Исследователи неоднократно обращали внимание на то, что оба описания могилы Ленского (VI, XL–XLI; VII, VI–VII – 134, 141–142)[124]
сотканы из устойчивых элегических мотивов. В связи с первым из них В. В. Набоков упоминает «На падение листьев» Мильвуа и переложения этой элегии Батюшковым («Последняя весна», 1815), Милоновым (1819) и Баратынским (1823) – «Ленский остается среди переплетенных между собою символов второстепенной поэзии»[125]. Второе описание И. Эйгес (а за ним и В. В. Набоков) связывает с «Певцом» Жуковского (1810)[126]. Разумеется, важна здесь, прежде всего, общая топика надгробной элегии. Отметив автореминисценцию из «Гроба юноши» (1821), О. А. Проскурин не без основания замечает: «Пушкин сооружал гробницу не только унылой элегии в целом, но и себе как элегику»[127]. Следует, однако, помнить, что всякие «похороны» у Пушкина оказываются «не вполне окончательными».В этом отношении как раз и существенны менее наглядные связи с Жуковским. В XI строфе VII главы вводится мотив возможной посмертной ревности: «Мой бедный Ленский! за могилой / В пределах вечности глухой/ Смутился ли, певец унылый, / Измены вестью роковой…» (143). В черновике мотив этот разрабатывался отчетливее, хотя и в отрицательной форме: «По крайней мере из могилы/ Не вышла в сей печальный день / Его ревнующая тень / И в поздний час, Гимену милый, / Не испугали молодых / Следы явлений гробовых» (422). Выпущенные из окончательного текста строфы VIII–IX намечали еще более романтический сюжет: улан настигает Ольгу близ могилы Ленского и здесь ее окончательно завоевывает: «И молча Ленского невеста / От сиротеющего места[128]
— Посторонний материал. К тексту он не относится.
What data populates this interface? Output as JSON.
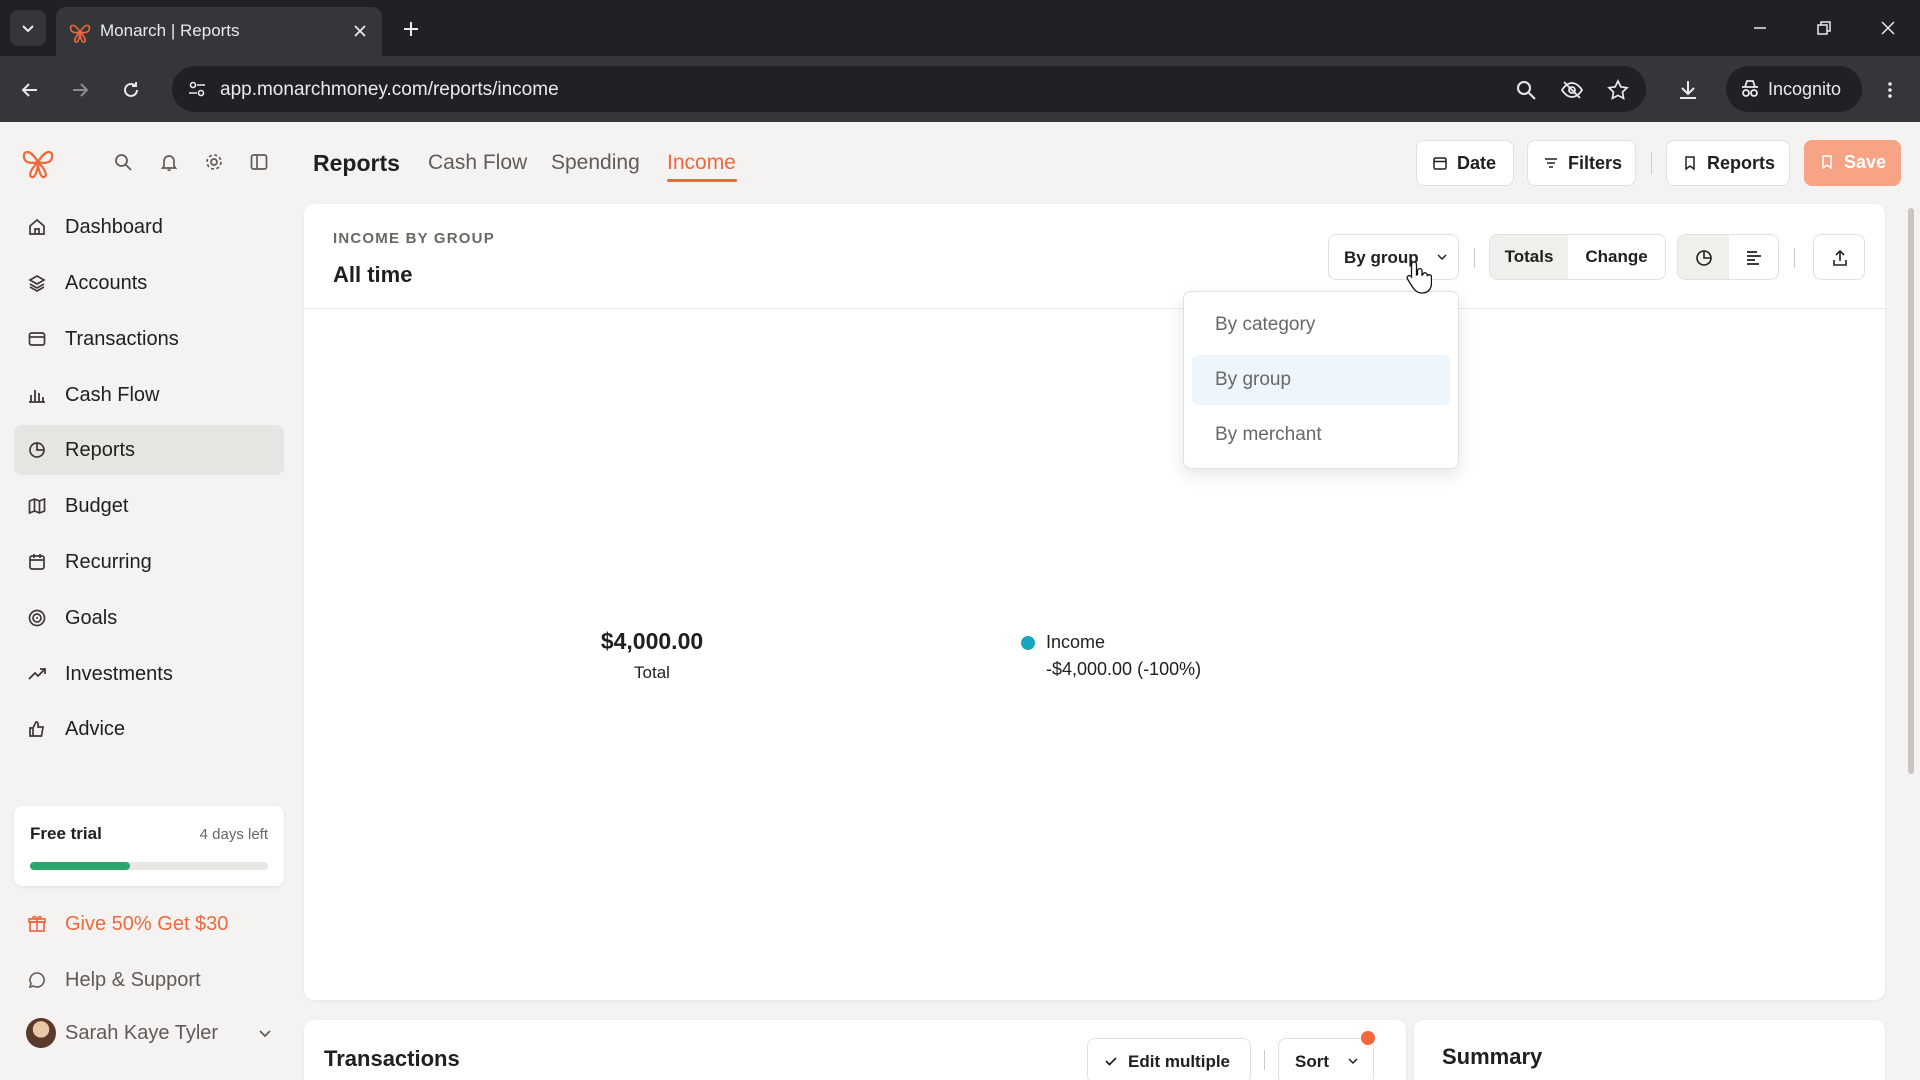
{
  "browser": {
    "tab_title": "Monarch | Reports",
    "url": "app.monarchmoney.com/reports/income",
    "profile_label": "Incognito"
  },
  "sidebar": {
    "items": [
      {
        "label": "Dashboard",
        "icon": "home-icon"
      },
      {
        "label": "Accounts",
        "icon": "layers-icon"
      },
      {
        "label": "Transactions",
        "icon": "credit-card-icon"
      },
      {
        "label": "Cash Flow",
        "icon": "bar-chart-icon"
      },
      {
        "label": "Reports",
        "icon": "pie-chart-icon",
        "active": true
      },
      {
        "label": "Budget",
        "icon": "map-icon"
      },
      {
        "label": "Recurring",
        "icon": "calendar-icon"
      },
      {
        "label": "Goals",
        "icon": "target-icon"
      },
      {
        "label": "Investments",
        "icon": "trend-up-icon"
      },
      {
        "label": "Advice",
        "icon": "thumbs-up-icon"
      }
    ],
    "trial": {
      "title": "Free trial",
      "days_left": "4 days left",
      "progress": 0.42
    },
    "referral_label": "Give 50% Get $30",
    "help_label": "Help & Support",
    "user_name": "Sarah Kaye Tyler"
  },
  "header": {
    "title": "Reports",
    "tabs": [
      {
        "label": "Cash Flow"
      },
      {
        "label": "Spending"
      },
      {
        "label": "Income",
        "active": true
      }
    ],
    "date_label": "Date",
    "filters_label": "Filters",
    "reports_label": "Reports",
    "save_label": "Save"
  },
  "report": {
    "kicker": "INCOME BY GROUP",
    "title": "All time",
    "group_by_label": "By group",
    "view_toggle": [
      "Totals",
      "Change"
    ],
    "active_view": "Totals",
    "dropdown_options": [
      {
        "label": "By category"
      },
      {
        "label": "By group",
        "selected": true
      },
      {
        "label": "By merchant"
      }
    ],
    "total_value": "$4,000.00",
    "total_label": "Total",
    "legend": [
      {
        "name": "Income",
        "value": "-$4,000.00 (-100%)",
        "color": "#19a6c2"
      }
    ]
  },
  "bottom": {
    "transactions_title": "Transactions",
    "edit_multiple_label": "Edit multiple",
    "sort_label": "Sort",
    "summary_title": "Summary"
  },
  "colors": {
    "accent": "#f0683c",
    "save_button": "#f6a386",
    "progress": "#2aa86b",
    "series_income": "#19a6c2"
  }
}
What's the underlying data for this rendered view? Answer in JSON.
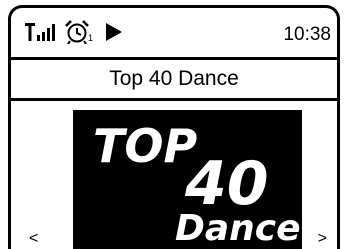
{
  "status": {
    "time": "10:38",
    "alarm_number": "1",
    "icons": [
      "signal-icon",
      "alarm-clock-icon",
      "play-icon"
    ]
  },
  "station": {
    "name": "Top 40 Dance"
  },
  "logo": {
    "line1": "TOP",
    "number": "40",
    "line2": "Dance"
  },
  "nav": {
    "prev": "<",
    "next": ">"
  }
}
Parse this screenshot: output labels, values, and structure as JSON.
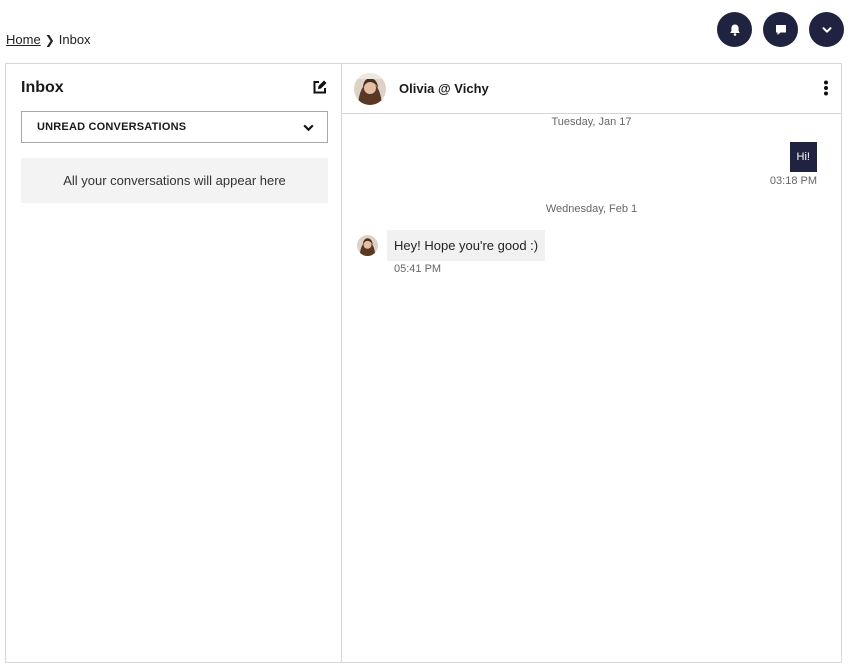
{
  "breadcrumb": {
    "home": "Home",
    "current": "Inbox"
  },
  "top_actions": [
    {
      "icon": "bell-icon"
    },
    {
      "icon": "chat-bubble-icon"
    },
    {
      "icon": "chevron-down-icon"
    }
  ],
  "inbox": {
    "title": "Inbox",
    "filter": "UNREAD CONVERSATIONS",
    "empty_message": "All your conversations will appear here"
  },
  "conversation": {
    "contact_name": "Olivia @ Vichy",
    "messages": [
      {
        "date": "Tuesday, Jan 17",
        "direction": "outgoing",
        "text": "Hi!",
        "time": "03:18 PM"
      },
      {
        "date": "Wednesday, Feb 1",
        "direction": "incoming",
        "text": "Hey! Hope you're good :)",
        "time": "05:41 PM"
      }
    ]
  },
  "colors": {
    "navy": "#1f2340",
    "border": "#d6d6d6",
    "muted_bg": "#f3f3f3"
  }
}
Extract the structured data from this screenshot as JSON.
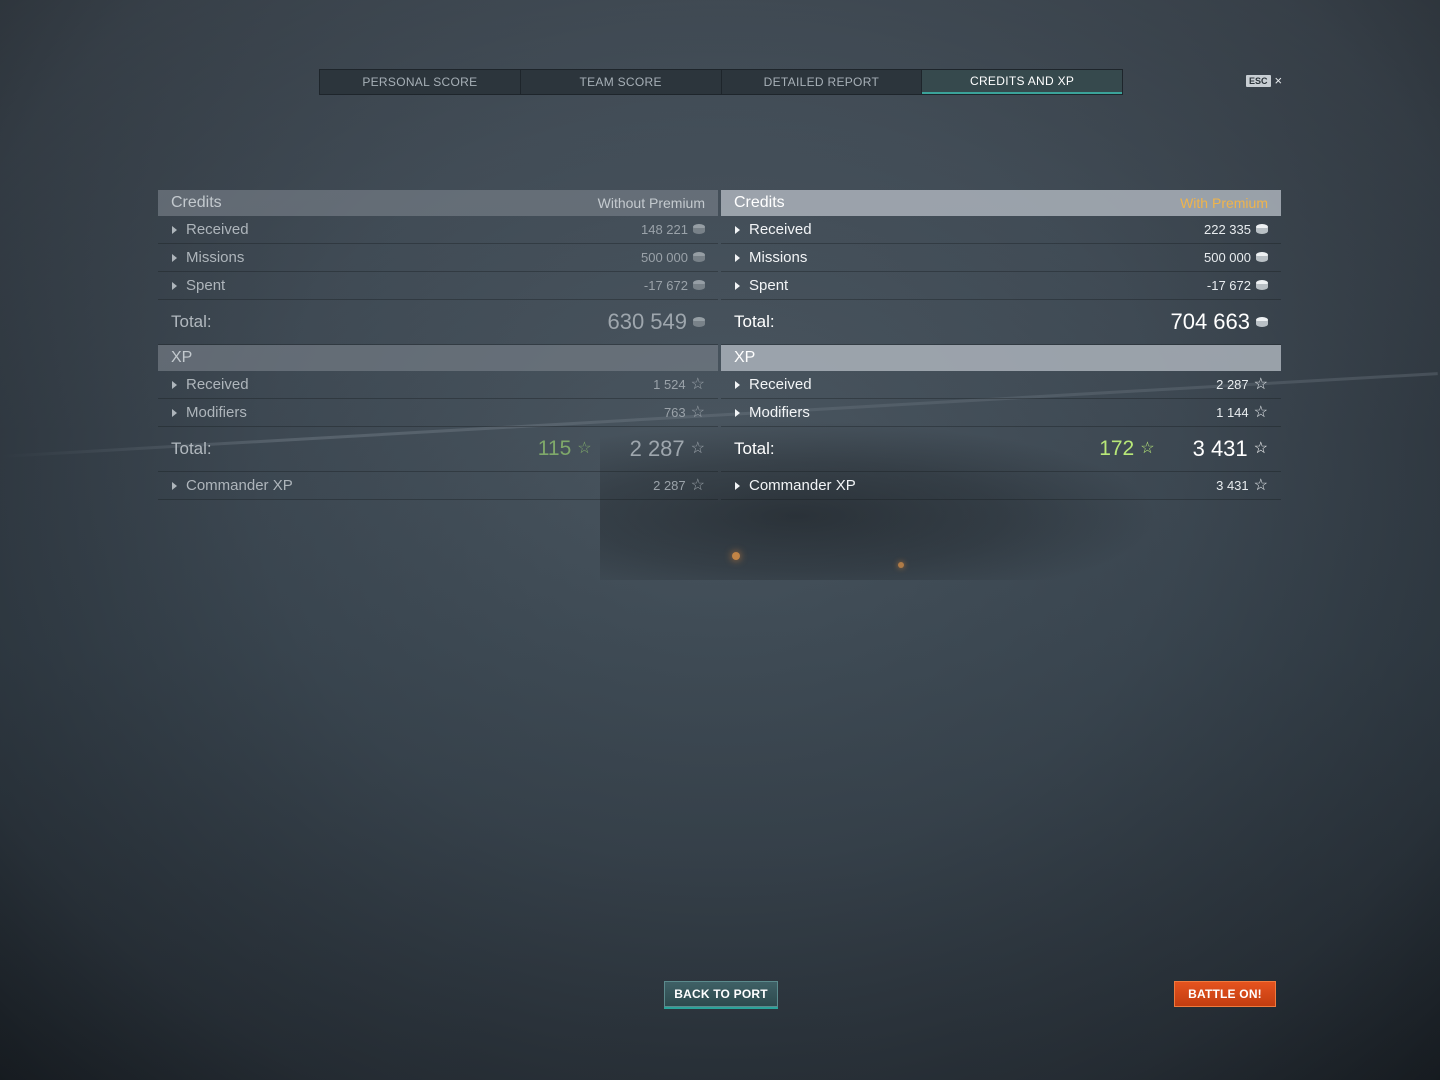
{
  "tabs": [
    {
      "label": "PERSONAL SCORE"
    },
    {
      "label": "TEAM SCORE"
    },
    {
      "label": "DETAILED REPORT"
    },
    {
      "label": "CREDITS AND XP",
      "active": true
    }
  ],
  "esc": {
    "key": "ESC",
    "close": "×"
  },
  "left": {
    "credits_title": "Credits",
    "mode_label": "Without Premium",
    "credits_rows": [
      {
        "label": "Received",
        "value": "148 221"
      },
      {
        "label": "Missions",
        "value": "500 000"
      },
      {
        "label": "Spent",
        "value": "-17 672"
      }
    ],
    "credits_total_label": "Total:",
    "credits_total": "630 549",
    "xp_title": "XP",
    "xp_rows": [
      {
        "label": "Received",
        "value": "1 524"
      },
      {
        "label": "Modifiers",
        "value": "763"
      }
    ],
    "xp_total_label": "Total:",
    "xp_bonus": "115",
    "xp_total": "2 287",
    "commander_label": "Commander XP",
    "commander_value": "2 287"
  },
  "right": {
    "credits_title": "Credits",
    "mode_label": "With Premium",
    "credits_rows": [
      {
        "label": "Received",
        "value": "222 335"
      },
      {
        "label": "Missions",
        "value": "500 000"
      },
      {
        "label": "Spent",
        "value": "-17 672"
      }
    ],
    "credits_total_label": "Total:",
    "credits_total": "704 663",
    "xp_title": "XP",
    "xp_rows": [
      {
        "label": "Received",
        "value": "2 287"
      },
      {
        "label": "Modifiers",
        "value": "1 144"
      }
    ],
    "xp_total_label": "Total:",
    "xp_bonus": "172",
    "xp_total": "3 431",
    "commander_label": "Commander XP",
    "commander_value": "3 431"
  },
  "buttons": {
    "back": "BACK TO PORT",
    "battle": "BATTLE ON!"
  },
  "icons": {
    "credits": "credit-coin-icon",
    "xp": "star-icon"
  },
  "colors": {
    "premium": "#f0b44a",
    "active_tab": "#3ba39a",
    "battle": "#d9481a"
  }
}
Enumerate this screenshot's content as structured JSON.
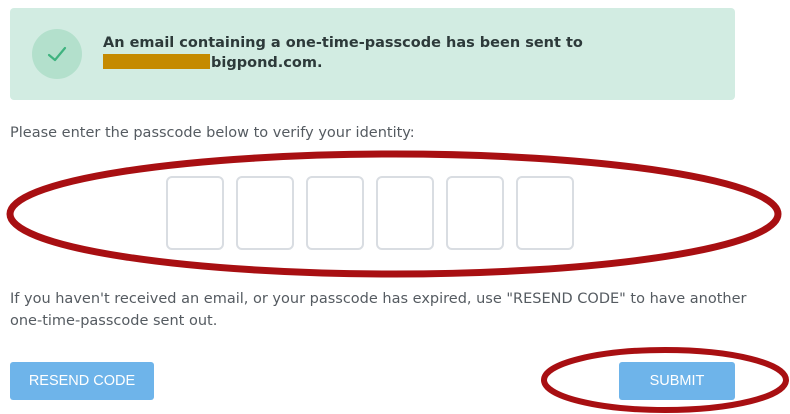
{
  "alert": {
    "icon": "checkmark-icon",
    "line1": "An email containing a one-time-passcode has been sent to",
    "line2": "bigpond.com."
  },
  "instruction": "Please enter the passcode below to verify your identity:",
  "passcode": {
    "boxes": [
      "",
      "",
      "",
      "",
      "",
      ""
    ]
  },
  "help_text": "If you haven't received an email, or your passcode has expired, use \"RESEND CODE\" to have another one-time-passcode sent out.",
  "buttons": {
    "resend_label": "RESEND CODE",
    "submit_label": "SUBMIT"
  },
  "colors": {
    "alert_background": "#d2ece2",
    "alert_icon_background": "#b3e0cc",
    "checkmark": "#3fb37f",
    "button": "#6eb4ea",
    "annotation": "#a80f12",
    "redaction": "#c58a00"
  }
}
/ С ним удалилась – и с тех пор / Уж не являлась» (420). Хотя фольклорный по происхождению мотив возвращения мертвого жениха (возлюбленного, мужа) возникает в самых разных жанровых традициях преромантизма (в том числе у юного Пушкина – «К молодой вдове», 1817[129]), у русского читателя он неизбежно ассоциируется с балладами Жуковского.Зная последнее и предпоследнее звенья пушкинской разработки этого эпизода, естественно предположить, что отправным пунктом было появление «роковой тени» мертвого жениха. Но и такой – гипотетический – вариант был «негативом» балладных решений Жуковского. В «Людмиле» жених приходит к верной ему невесте, а наказание за ропот на Творца (концепция Бюргеровой «Леноры»), благодаря лирической интонации и последовательному «умягчению» фактуры, подменяется воссоединением любящих – своеобразной наградой за верность. Именно поэтому в «Светлане» Жуковский смог отказаться от мрачного финала, а в ряде других баллад воспеть соединение возлюбленных (встреча Мальвины с мнимо умершим Эдвином в «Пустыннике»; почти одновременная смерть заглавных персонажей в «Алине и Альсиме»; смерть героини, следующая за кончиной героя в «Эльвине и Эдвине» и в «Эоловой арфе», где возникает «элегический» – важный для нас! – мотив посещения Минваной холма свиданий, заменяющего далекую могилу Арминия; более сложный рисунок тема приобретает в «Рыбаке» и «Рыцаре Тогенбурге»). Пушкин же описывает неверную невесту, скорее всего уже имея в виду будущий финал, то есть противопоставляя Ольгу – Татьяне[130]
. Соотнесенность измены Ольги мертвому Ленскому и верности Татьяны мужу была отмечена А. А. Ахматовой в контексте ее сопоставлений финалов «Евгения Онегина» и «Каменного гостя»[131]. Характерно, что кладбищенский эпизод с уланом готовит сходную мизансцену в испанской «маленькой трагедии», а эффектная деталь переходит в финальный эпизод «Евгения Онегина», эквивалентный появлению статуи Командора; ср.: «Ее настиг младой улан <…> Нагнув широкие плеча/ И гордо шпорами звуча» (вариант: «Заветной шпорою гремя» – 420) и «Но шпор незапный звон раздался, / И муж Татьяны показался» (189)[132]. Мотив может прикрепляться к семантически полярным ситуациям, но само его повторение подтверждает их взаимосоотнесенность. Так, в финальной главе Онегин оказывается в позиции Ленского главы VII – ревнивого покойника, оспаривающего возлюбленную у живого мужа (военного): на свидание, ставшее роковым, он «Идет, на мертвеца похожий» (185).